KXTS
- Geyserville, California; United States;
- Broadcast area: Sonoma County, California
- Frequency: 98.7 MHz
- Branding: Exitos 98.7

Programming
- Format: Regional Mexican

Ownership
- Owner: Wine Country Radio; (B.C. Radio LLC);
- Sister stations: KRSH, KSXY

History
- First air date: 1993
- Former call signs: KRSH (1993–2002); KSXY (2002–2008);
- Call sign meaning: Exitos

Technical information
- Licensing authority: FCC
- Facility ID: 72925
- Class: A
- ERP: 2,650 watts
- HAAT: 150 meters (490 ft)
- Transmitter coordinates: 38°44′08″N 122°50′55″W﻿ / ﻿38.73556°N 122.84861°W

Links
- Public license information: Public file; LMS;
- Webcast: Listen live
- Website: exitos987.com

= KXTS (FM) =

KXTS (98.7 FM) is a radio station broadcasting a Regional Mexican format. Licensed to Geyserville, California, United States, it serves the Santa Rosa area. The station is currently owned by Wine Country Radio.
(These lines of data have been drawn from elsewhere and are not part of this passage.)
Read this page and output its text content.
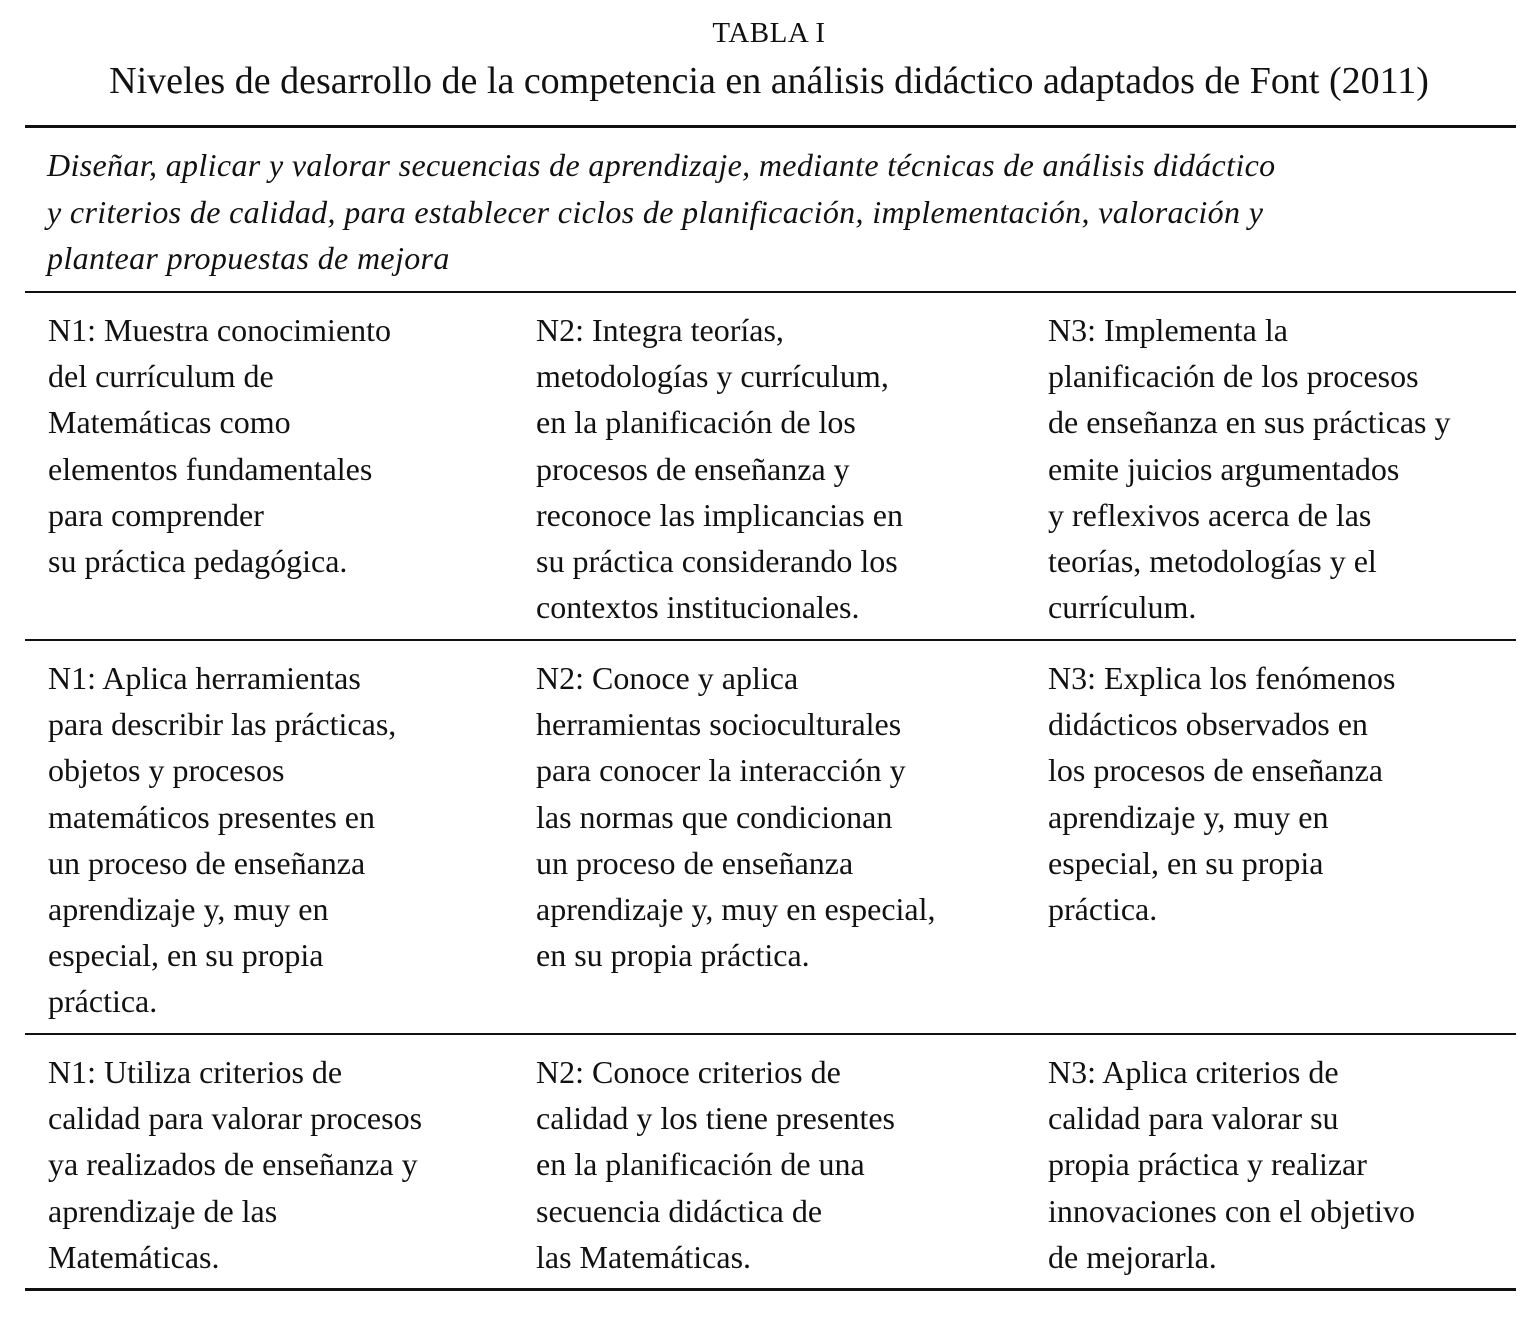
TABLA I
Niveles de desarrollo de la competencia en análisis didáctico adaptados de Font (2011)
Diseñar, aplicar y valorar secuencias de aprendizaje, mediante técnicas de análisis didáctico
y criterios de calidad, para establecer ciclos de planificación, implementación, valoración y
plantear propuestas de mejora
N1: Muestra conocimiento
del currículum de
Matemáticas como
elementos fundamentales
para comprender
su práctica pedagógica.
N2: Integra teorías,
metodologías y currículum,
en la planificación de los
procesos de enseñanza y
reconoce las implicancias en
su práctica considerando los
contextos institucionales.
N3: Implementa la
planificación de los procesos
de enseñanza en sus prácticas y
emite juicios argumentados
y reflexivos acerca de las
teorías, metodologías y el
currículum.
N1: Aplica herramientas
para describir las prácticas,
objetos y procesos
matemáticos presentes en
un proceso de enseñanza
aprendizaje y, muy en
especial, en su propia
práctica.
N2: Conoce y aplica
herramientas socioculturales
para conocer la interacción y
las normas que condicionan
un proceso de enseñanza
aprendizaje y, muy en especial,
en su propia práctica.
N3: Explica los fenómenos
didácticos observados en
los procesos de enseñanza
aprendizaje y, muy en
especial, en su propia
práctica.
N1: Utiliza criterios de
calidad para valorar procesos
ya realizados de enseñanza y
aprendizaje de las
Matemáticas.
N2: Conoce criterios de
calidad y los tiene presentes
en la planificación de una
secuencia didáctica de
las Matemáticas.
N3: Aplica criterios de
calidad para valorar su
propia práctica y realizar
innovaciones con el objetivo
de mejorarla.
The station had previously been broadcasting on 100.9 FM until a frequency swap with KSXY on February 8, 2008. The call signs had been swapped the previous week.

The station started out as KRSH (The Krush) until 2002 when it was also involved in a frequency swap with KSXY, known then as Sexy 95.9. KRSH was not involved in the current frequency swap and is still broadcasting on 95.9 FM.